Повесив трубку, я почувствовала легкую тошноту. Подгадала бабушка момент, ничего не скажешь! Я вернулась за стол. Последние несколько недель с электричеством были перебои и народ пользовался газосветом, который давал яркий, но очень направленный луч. В освещенном круге лежали белый сверток «Чудо-черви», пакетик с семенами и квадратный поднос для рассады, а остальная комната тонула в полумраке.
Я достала колоду кредиток и попыталась разложить приемлемый пасьянс. Увы, круг замкнулся, и чтобы его разомкнуть, требовалась хотя бы небольшая инъекция наличных. Оживив «ПалмПлот», я прошлась по счетам: сорок три цента на расчетном и большая красивая баранка на союзно-студенческом — до следующей стипендии. Кредитной линии на бензин от «Апреля Свободы» хватит до Гревилля, но никак не обратно. Да еще мою старушку необходимо подремонтировать, причем по-белому: Гиглио ее посмотреть не успеет, потому что похороны в четверг.
Я вздохнула. Удружила, бабушка! В течение этого года было множество моментов, когда я запросто могла позволить себе ее похороны. Что ей стоило умереть пораньше! Все равно последние несколько лет толком не жила. Я бы, например, ни за что не согласилась лежать овощем, чтобы сиделки подсовывали судно.
Отпускной сберегательный: две тысячи долларов и четыре цента.

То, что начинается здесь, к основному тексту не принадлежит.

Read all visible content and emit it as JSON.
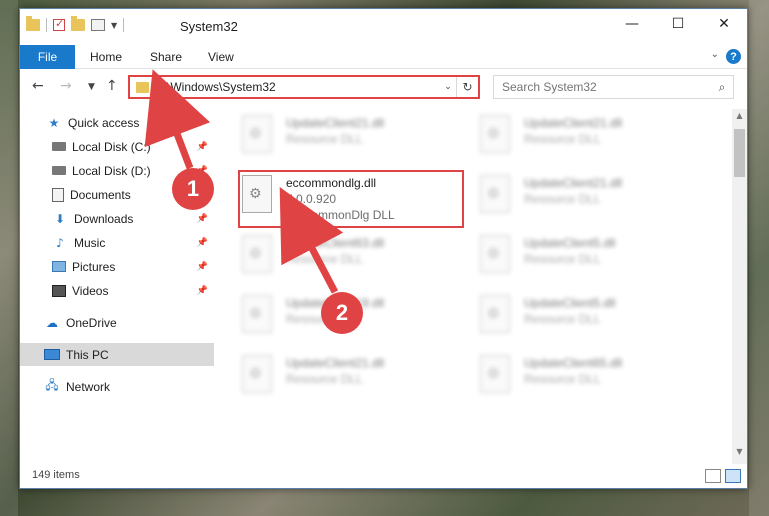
{
  "window": {
    "title": "System32",
    "controls": {
      "minimize": "—",
      "maximize": "☐",
      "close": "✕"
    }
  },
  "ribbon": {
    "tabs": [
      {
        "label": "File"
      },
      {
        "label": "Home"
      },
      {
        "label": "Share"
      },
      {
        "label": "View"
      }
    ],
    "help_label": "?"
  },
  "navigation": {
    "address_path": "C:\\Windows\\System32",
    "search_placeholder": "Search System32"
  },
  "sidebar": {
    "items": [
      {
        "label": "Quick access",
        "icon": "star-icon"
      },
      {
        "label": "Local Disk (C:)",
        "icon": "drive-icon",
        "pinned": true
      },
      {
        "label": "Local Disk (D:)",
        "icon": "drive-icon",
        "pinned": true
      },
      {
        "label": "Documents",
        "icon": "document-icon",
        "pinned": true
      },
      {
        "label": "Downloads",
        "icon": "download-icon",
        "pinned": true
      },
      {
        "label": "Music",
        "icon": "music-icon",
        "pinned": true
      },
      {
        "label": "Pictures",
        "icon": "picture-icon",
        "pinned": true
      },
      {
        "label": "Videos",
        "icon": "video-icon",
        "pinned": true
      },
      {
        "label": "OneDrive",
        "icon": "cloud-icon"
      },
      {
        "label": "This PC",
        "icon": "computer-icon",
        "selected": true
      },
      {
        "label": "Network",
        "icon": "network-icon"
      }
    ]
  },
  "files": {
    "highlighted": {
      "name": "eccommondlg.dll",
      "version": "7.0.0.920",
      "description": "ECCommonDlg DLL"
    },
    "blurred": [
      {
        "name": "UpdateClient21.dll",
        "desc": "Resource DLL"
      },
      {
        "name": "UpdateClient21.dll",
        "desc": "Resource DLL"
      },
      {
        "name": "UpdateClient21.dll",
        "desc": "Resource DLL"
      },
      {
        "name": "UpdateClient63.dll",
        "desc": "Resource DLL"
      },
      {
        "name": "UpdateClient5.dll",
        "desc": "Resource DLL"
      },
      {
        "name": "UpdateClient19.dll",
        "desc": "Resource DLL"
      },
      {
        "name": "UpdateClient5.dll",
        "desc": "Resource DLL"
      },
      {
        "name": "UpdateClient21.dll",
        "desc": "Resource DLL"
      },
      {
        "name": "UpdateClient65.dll",
        "desc": "Resource DLL"
      }
    ]
  },
  "status": {
    "item_count": "149 items"
  },
  "annotations": {
    "step1": "1",
    "step2": "2",
    "color": "#e04343"
  }
}
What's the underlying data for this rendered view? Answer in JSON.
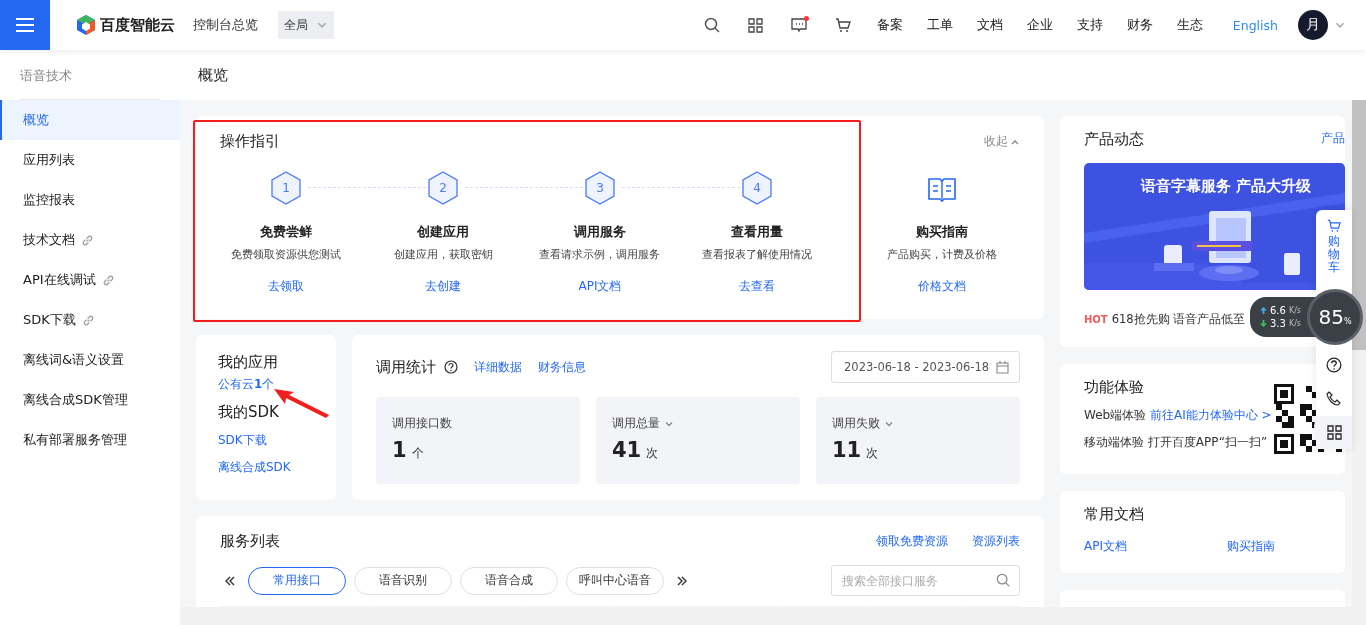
{
  "topbar": {
    "brand": "百度智能云",
    "console": "控制台总览",
    "region": "全局",
    "nav": [
      "备案",
      "工单",
      "文档",
      "企业",
      "支持",
      "财务",
      "生态"
    ],
    "language": "English",
    "avatar": "月",
    "message_unread": true
  },
  "sidebar": {
    "title": "语音技术",
    "items": [
      {
        "label": "概览",
        "selected": true,
        "external": false
      },
      {
        "label": "应用列表",
        "selected": false,
        "external": false
      },
      {
        "label": "监控报表",
        "selected": false,
        "external": false
      },
      {
        "label": "技术文档",
        "selected": false,
        "external": true
      },
      {
        "label": "API在线调试",
        "selected": false,
        "external": true
      },
      {
        "label": "SDK下载",
        "selected": false,
        "external": true
      },
      {
        "label": "离线词&语义设置",
        "selected": false,
        "external": false
      },
      {
        "label": "离线合成SDK管理",
        "selected": false,
        "external": false
      },
      {
        "label": "私有部署服务管理",
        "selected": false,
        "external": false
      }
    ]
  },
  "page_title": "概览",
  "guide": {
    "title": "操作指引",
    "collapse": "收起",
    "highlighted": true,
    "steps": [
      {
        "kind": "step",
        "number": "1",
        "title": "免费尝鲜",
        "desc": "免费领取资源供您测试",
        "link": "去领取"
      },
      {
        "kind": "step",
        "number": "2",
        "title": "创建应用",
        "desc": "创建应用，获取密钥",
        "link": "去创建"
      },
      {
        "kind": "step",
        "number": "3",
        "title": "调用服务",
        "desc": "查看请求示例，调用服务",
        "link": "API文档"
      },
      {
        "kind": "step",
        "number": "4",
        "title": "查看用量",
        "desc": "查看报表了解使用情况",
        "link": "去查看"
      },
      {
        "kind": "book",
        "title": "购买指南",
        "desc": "产品购买，计费及价格",
        "link": "价格文档"
      }
    ]
  },
  "my_apps": {
    "title": "我的应用",
    "app_link": "公有云**1**个",
    "sdk_title": "我的SDK",
    "sdk_links": [
      "SDK下载",
      "离线合成SDK"
    ],
    "arrow": true
  },
  "stats": {
    "title": "调用统计",
    "links": [
      "详细数据",
      "财务信息"
    ],
    "date_range": "2023-06-18 - 2023-06-18",
    "tiles": [
      {
        "label": "调用接口数",
        "value": "1",
        "unit": "个",
        "dropdown": false
      },
      {
        "label": "调用总量",
        "value": "41",
        "unit": "次",
        "dropdown": true
      },
      {
        "label": "调用失败",
        "value": "11",
        "unit": "次",
        "dropdown": true
      }
    ]
  },
  "services": {
    "title": "服务列表",
    "links": [
      "领取免费资源",
      "资源列表"
    ],
    "tabs": [
      {
        "label": "常用接口",
        "selected": true
      },
      {
        "label": "语音识别",
        "selected": false
      },
      {
        "label": "语音合成",
        "selected": false
      },
      {
        "label": "呼叫中心语音",
        "selected": false
      }
    ],
    "search": {
      "placeholder": "搜索全部接口服务"
    }
  },
  "news": {
    "title": "产品动态",
    "more": "产品",
    "banner": {
      "kind": "picture",
      "headline": "语音字幕服务 产品大升级"
    },
    "badge": "HOT",
    "item": "618抢先购 语音产品低至"
  },
  "experience": {
    "title": "功能体验",
    "rows": [
      {
        "label": "Web端体验",
        "link": "前往AI能力体验中心 >"
      },
      {
        "label": "移动端体验 打开百度APP“扫一扫”"
      }
    ]
  },
  "docs": {
    "title": "常用文档",
    "links": [
      "API文档",
      "购买指南"
    ]
  },
  "float_bar": {
    "cart": "购物车"
  },
  "speed_widget": {
    "up": "6.6",
    "up_unit": "K/s",
    "down": "3.3",
    "down_unit": "K/s",
    "percent": "85",
    "percent_sign": "%"
  }
}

Если спуститься ниже двух тысяч, то пеня пойдет убийственная. До стипендии набежит пятьсот штрафа, вдобавок к пятисотке, которую я потрачу на сервис и бензин. Ну что ж, отпускной сберегательный для того и предназначен: чтобы не занимать у друзей, когда наступит черный день.
— Спасибо, бабуль! — проворчала я, делая перевод. Затем выключила «Плот» и потащила газосвет в гостиную, чтобы отыскать телефон Стэтнерова приятеля, который понимал толк в семенах.
— …потом засыпаешь удобрением, и готовишься стричь ш-ш-ш… поны.
— А?
— И вся недолга, говорю! Сиди и жди. — Сквозь электрический буран голос был едва слышен. — Если через две недели не взойдет, значит, обули с семенами. Обычное дело, не огорчайся.
— Ага, не огорчайся! Они, между прочим, денег стоят… — А свежие, с гарантией, стоили бы еще больше.
— Ш-ш-ш… парься! Пару раз обожжешься, потом научишься нормальные от паленых отличать.
— Значит, поливать регулярно? И надеяться, что не паленые.
— Питательную смесь добавляй. В той пропорции, что я говорил… Слушай, мне бежать пора. У меня встреча с агентом из Здорпитания. Привет Стэтнеру! Скажи, что я благодарен за наводку: не каждый день попадаются хорошие работники.